Some of the challenges include:

  • Lack of data integration and modern workflows
    • Data from multiple sources is not integrated and accessible to all the entities in the healthcare ecosystem.
    • Only a few facilities continue to keep paper records. This creates a discrepancy in data integration.
  • Interoperability and integration of systems
    • There are different modalities involved in a patient’s care. All these modalities must communicate with one another so that there are no gaps in data transfer.
    • Different data systems must be integrated to enable seamless data transfer between modalities, facilities, entities, etc.
  • Limited workforce and technical resources
    • Leverage data integration and record management technologies to implement a value-based care model.
    • Facilities and staff must be skilled in these technologies for this purpose.
  • Care delivery shouldn’t happen in silos
    • Patients treated for a certain problem are likely to require care from other specialists.
    • Often, these specialties are not working in coordination or are not present in the same clinic. Therefore, the patient must go through repetitive procedures.
    • As a result, collaboration across different specialties is required to reduce lab testing, repetitive processes, paperwork, and so on. This will relieve the patient’s stress and enhance care.
  • Financial risk for providers
  • Value-based care ensures payment only when the patient receives value in terms of care.
  • Procedures may be required to rule out a few possible causes in a patient’s case to provide adequate care. Such a test is considered optional in this paradigm, and the facility is punished.
  • Providers may now avoid performing preventive tests or procedures affecting patient care to avoid this cost burden.
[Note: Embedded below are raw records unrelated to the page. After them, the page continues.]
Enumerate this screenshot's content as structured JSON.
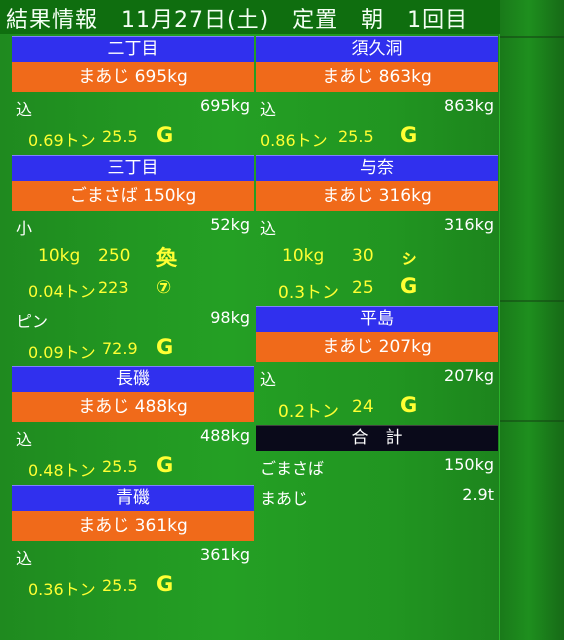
{
  "title": "結果情報　11月27日(土)　定置　朝　1回目",
  "left": [
    {
      "name": "二丁目",
      "fish": "まあじ 695kg",
      "rows": [
        {
          "label": "込",
          "value": "695kg"
        }
      ],
      "details": [
        {
          "a": "0.69トン",
          "b": "25.5",
          "icon": "G"
        }
      ]
    },
    {
      "name": "三丁目",
      "fish": "ごまさば 150kg",
      "rows": [
        {
          "label": "小",
          "value": "52kg"
        }
      ],
      "details": [
        {
          "a": "10kg",
          "b": "250",
          "icon": "奐"
        },
        {
          "a": "0.04トン",
          "b": "223",
          "icon": "⑦"
        }
      ],
      "rows2": [
        {
          "label": "ピン",
          "value": "98kg"
        }
      ],
      "details2": [
        {
          "a": "0.09トン",
          "b": "72.9",
          "icon": "G"
        }
      ]
    },
    {
      "name": "長磯",
      "fish": "まあじ 488kg",
      "rows": [
        {
          "label": "込",
          "value": "488kg"
        }
      ],
      "details": [
        {
          "a": "0.48トン",
          "b": "25.5",
          "icon": "G"
        }
      ]
    },
    {
      "name": "青磯",
      "fish": "まあじ 361kg",
      "rows": [
        {
          "label": "込",
          "value": "361kg"
        }
      ],
      "details": [
        {
          "a": "0.36トン",
          "b": "25.5",
          "icon": "G"
        }
      ]
    }
  ],
  "right": [
    {
      "name": "須久洞",
      "fish": "まあじ 863kg",
      "rows": [
        {
          "label": "込",
          "value": "863kg"
        }
      ],
      "details": [
        {
          "a": "0.86トン",
          "b": "25.5",
          "icon": "G"
        }
      ]
    },
    {
      "name": "与奈",
      "fish": "まあじ 316kg",
      "rows": [
        {
          "label": "込",
          "value": "316kg"
        }
      ],
      "details": [
        {
          "a": "10kg",
          "b": "30",
          "icon": "ㇱ"
        },
        {
          "a": "0.3トン",
          "b": "25",
          "icon": "G"
        }
      ]
    },
    {
      "name": "平島",
      "fish": "まあじ 207kg",
      "rows": [
        {
          "label": "込",
          "value": "207kg"
        }
      ],
      "details": [
        {
          "a": "0.2トン",
          "b": "24",
          "icon": "G"
        }
      ]
    }
  ],
  "total": {
    "header": "合　計",
    "rows": [
      {
        "label": "ごまさば",
        "value": "150kg"
      },
      {
        "label": "まあじ",
        "value": "2.9t"
      }
    ]
  },
  "colors": {
    "blue": "#3030ee",
    "orange": "#f06a1a",
    "green": "#24a024",
    "yellow": "#ffff33"
  }
}
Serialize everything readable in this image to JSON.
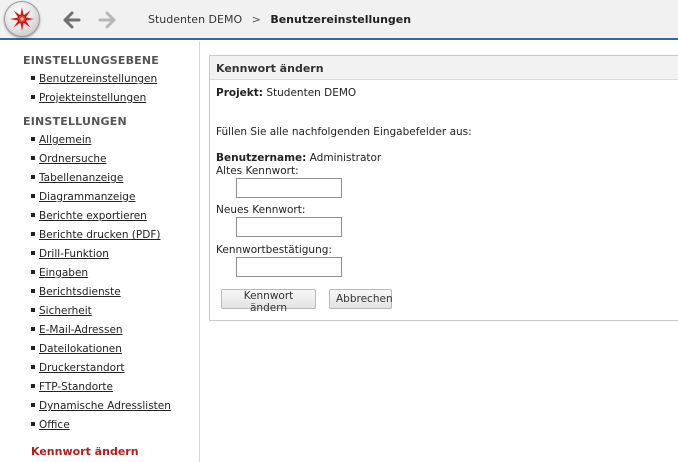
{
  "header": {
    "logo": "starburst-logo",
    "back_icon": "arrow-left-icon",
    "forward_icon": "arrow-right-icon",
    "breadcrumb": {
      "parent": "Studenten DEMO",
      "separator": ">",
      "current": "Benutzereinstellungen"
    },
    "accent_color": "#2a6d9a"
  },
  "sidebar": {
    "section1_title": "EINSTELLUNGSEBENE",
    "section1_items": [
      "Benutzereinstellungen",
      "Projekteinstellungen"
    ],
    "section2_title": "EINSTELLUNGEN",
    "section2_items": [
      "Allgemein",
      "Ordnersuche",
      "Tabellenanzeige",
      "Diagrammanzeige",
      "Berichte exportieren",
      "Berichte drucken (PDF)",
      "Drill-Funktion",
      "Eingaben",
      "Berichtsdienste",
      "Sicherheit",
      "E-Mail-Adressen",
      "Dateilokationen",
      "Druckerstandort",
      "FTP-Standorte",
      "Dynamische Adresslisten",
      "Office"
    ],
    "active_item": "Kennwort ändern",
    "active_color": "#b51c1c"
  },
  "panel": {
    "title": "Kennwort ändern",
    "project_label": "Projekt:",
    "project_value": "Studenten DEMO",
    "instruction": "Füllen Sie alle nachfolgenden Eingabefelder aus:",
    "username_label": "Benutzername:",
    "username_value": "Administrator",
    "old_password_label": "Altes Kennwort:",
    "old_password_value": "",
    "new_password_label": "Neues Kennwort:",
    "new_password_value": "",
    "confirm_label": "Kennwortbestätigung:",
    "confirm_value": "",
    "change_button": "Kennwort ändern",
    "cancel_button": "Abbrechen"
  }
}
Due to these reasons, it is difficult to convince boards of directors to switch from volume-based to value-based care. For example, volume-based care accounted for more than 68% of overall physician remuneration and nearly 74% of total specialty compensation for 22 health institutions, according to RAND Corporation researchers who published their findings in the 2022 JAMA Health Forum Show. According to this data, providers are motivated to sell more services to earn more money.

These are real roadblocks to the value-based care model’s implementation. Some of these issues, such as technical gaps, can be addressed by investing in cutting-edge technologies.

Why value-based care?

The pandemic pushed healthcare systems across the world to their limits. As a result, patient populations experienced high service costs. On the other hand, the provider population was dealing with unsustainable systems that were unable to manage an aging population and population with chronic diseases, which multiplied due to the pandemic and population growth. As a result, health care is evolving quicker than the delivery of care and financial systems.

To make healthcare systems as robust as possible to provide optimum care to patients, we must move toward the value-based care model. This model will only work when we ensure that there are no losers in this payment model. Patient-centric, low-cost, efficient healthcare is the goal, and value-based care is the way forward.